I met with Jerry Takigawa about the printing on the cover of the book and the portfolio slipcase. He showed me his idea, and I liked it. The cloth cover of the book will be black, which is the theme that runs all through it. The title will be embossed into the cover, and the title and my name along the spine.. The embossed letters will be smooth, and will be coated with a mirror-like reflecting material. It looks very classy and understated. We’ll do something similar with the portfolio cases.
It seems kind of a waste to make the cover so beautiful when 99% of the books owners will never take the dust-jacket off, but, hey, this is art, and sweating the inconsequential comes with the territory.
While we’re on the subject of the dust-jacket there have been some developments on that front, too. A long time ago, Jerry suggested, and I opted for, a French-fold dust jacket, in which the jacket before folding extends four inches above he top and four inches below the bottom of the book. Before wrapping it around the book, the dust jacket is folded to the height of the book, so that the edges of the folded dust jacket are folded pieces of paper, and thus more substantial and durable than if they were a conventional single-ply dust jacket.
When I got the dummy, I noticed that the folded corners tended to catch on things. I asked Jerry if we could make a 45 degree cut before folding so that wouldn’t be a problem. Hemlock suggested a half-inch radius quarter-round instead. They quoted $350 to make the die and use it on 1000 dust covers, which is the only time in this book project that a quote has surprised me by being lower than I expected. That sounded even better, but we still need a way to trim the part of the dust jacket that are folded under so that you can’t see them. Jerry will get another quote.
Jerry had brought a selection of books that Hemlock had done with similar paper. We examined them to see if the cloth inner spine bent properly when the book was opened to a page in the middle of the book so that the pages lay flatter. Some did, some didn’t, and we couldn’t figure out what made the difference. It seemed as if there were a correlation between thickness and the spine behaving properly, with the thicker books showing the desired behavior more. There was a thickness beyond which there were no books where the spine stayed flat.

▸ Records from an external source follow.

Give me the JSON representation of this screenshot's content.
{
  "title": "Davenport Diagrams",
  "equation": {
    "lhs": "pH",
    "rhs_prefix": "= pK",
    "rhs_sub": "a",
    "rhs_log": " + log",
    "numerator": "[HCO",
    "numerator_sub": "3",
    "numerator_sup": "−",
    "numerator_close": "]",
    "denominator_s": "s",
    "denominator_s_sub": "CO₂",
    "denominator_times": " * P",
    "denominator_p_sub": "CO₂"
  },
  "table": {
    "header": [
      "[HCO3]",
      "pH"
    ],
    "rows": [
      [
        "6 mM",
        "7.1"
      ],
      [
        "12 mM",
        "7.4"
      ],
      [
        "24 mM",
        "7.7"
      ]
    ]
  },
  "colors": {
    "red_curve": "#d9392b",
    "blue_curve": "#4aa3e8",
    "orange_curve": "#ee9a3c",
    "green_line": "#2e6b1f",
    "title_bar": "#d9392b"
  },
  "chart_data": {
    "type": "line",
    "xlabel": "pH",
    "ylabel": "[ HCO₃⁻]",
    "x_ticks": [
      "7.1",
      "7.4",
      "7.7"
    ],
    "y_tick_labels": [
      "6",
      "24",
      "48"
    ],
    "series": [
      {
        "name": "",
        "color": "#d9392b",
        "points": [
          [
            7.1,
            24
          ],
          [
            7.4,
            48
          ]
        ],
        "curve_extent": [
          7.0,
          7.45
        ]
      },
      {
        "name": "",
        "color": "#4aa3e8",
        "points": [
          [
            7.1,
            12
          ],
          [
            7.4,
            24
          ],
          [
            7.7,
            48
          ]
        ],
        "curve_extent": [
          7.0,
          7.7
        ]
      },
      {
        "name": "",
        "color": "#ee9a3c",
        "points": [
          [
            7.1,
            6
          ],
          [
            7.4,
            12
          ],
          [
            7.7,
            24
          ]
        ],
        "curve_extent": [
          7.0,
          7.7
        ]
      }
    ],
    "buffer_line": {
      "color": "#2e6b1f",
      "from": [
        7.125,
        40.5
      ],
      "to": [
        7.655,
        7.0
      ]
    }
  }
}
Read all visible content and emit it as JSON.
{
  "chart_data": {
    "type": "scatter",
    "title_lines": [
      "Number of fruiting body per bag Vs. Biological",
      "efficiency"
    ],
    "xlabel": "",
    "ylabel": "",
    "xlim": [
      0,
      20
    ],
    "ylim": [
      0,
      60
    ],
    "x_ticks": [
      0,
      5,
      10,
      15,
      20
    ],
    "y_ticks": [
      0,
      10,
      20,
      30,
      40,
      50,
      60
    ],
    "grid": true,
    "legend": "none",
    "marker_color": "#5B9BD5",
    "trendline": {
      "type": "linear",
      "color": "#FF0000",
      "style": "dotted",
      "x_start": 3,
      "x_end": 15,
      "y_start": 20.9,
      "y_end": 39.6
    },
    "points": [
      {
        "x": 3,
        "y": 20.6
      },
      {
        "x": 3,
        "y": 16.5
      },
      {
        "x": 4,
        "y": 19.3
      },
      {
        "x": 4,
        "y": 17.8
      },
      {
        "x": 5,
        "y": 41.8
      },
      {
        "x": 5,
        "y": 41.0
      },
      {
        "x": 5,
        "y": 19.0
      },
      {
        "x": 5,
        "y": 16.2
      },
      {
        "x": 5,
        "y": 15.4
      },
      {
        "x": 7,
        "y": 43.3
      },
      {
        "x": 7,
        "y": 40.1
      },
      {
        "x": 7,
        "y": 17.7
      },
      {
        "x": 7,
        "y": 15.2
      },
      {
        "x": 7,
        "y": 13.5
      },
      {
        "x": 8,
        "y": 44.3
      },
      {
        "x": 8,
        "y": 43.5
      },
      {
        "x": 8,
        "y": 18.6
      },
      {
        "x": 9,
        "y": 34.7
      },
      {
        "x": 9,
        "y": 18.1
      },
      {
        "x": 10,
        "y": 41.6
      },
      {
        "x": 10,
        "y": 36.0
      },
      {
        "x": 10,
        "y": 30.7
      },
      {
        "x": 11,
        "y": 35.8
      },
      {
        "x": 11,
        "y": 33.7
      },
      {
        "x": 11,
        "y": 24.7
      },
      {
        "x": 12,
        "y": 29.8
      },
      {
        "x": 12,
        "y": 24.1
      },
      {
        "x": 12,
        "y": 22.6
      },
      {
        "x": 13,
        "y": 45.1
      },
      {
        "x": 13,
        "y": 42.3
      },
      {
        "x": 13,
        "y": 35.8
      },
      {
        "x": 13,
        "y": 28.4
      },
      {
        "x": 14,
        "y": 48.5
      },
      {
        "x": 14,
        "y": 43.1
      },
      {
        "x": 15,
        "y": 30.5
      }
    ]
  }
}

We looked carefully at the construction, or as carefully as we could without disassembling the books. The signatures are sewed to a cloth inner spine, and glue is applied as well. Then cloth caps are placed at the top and bottom of the spine so you can’t see what’s going on. The spine is attached to the cover on only one side; that way it can buckle properly. I don’t think the caps influence the buckling, since their influence would be limited to the top and bottom of the book, and the lack of flatness seems to extend the whole height of the page
Therefore, it seems to me that there are two things that could keep the inner spine from properly bucking, assuming the part that’s supposed to not be attached to the cover is indeed free to move. The first is that the cloth to which the signatures are stitched is too stiff. The second is that the glue makes the assembly too stiff. You can see how that last could happen: too much glue could result in glue traveling up the signatures away from the cloth inner spine, creating a stiller structure. If that proceeded far enough, you’d in effect have a perfect-bound book, which is not what we want at all.
I’m not going to be happy at all if the inner spines on a thousand books don’t bend properly. Jerry said that he’d talk to Hemlock again, and ask him what the difference was between the books that he has in which the cloth bends properly and in which it just stays flat.
I am frustrated by our inability to get this issue addressed. Anybody who designs a book with photos spreading across two pages has to care about this. I think that a big part of the problem is that Hemlock doesn’t do the binding; they sub it out. So Jerry can’t talk to the bindery. I asked him to ask Hemlock to let him do that.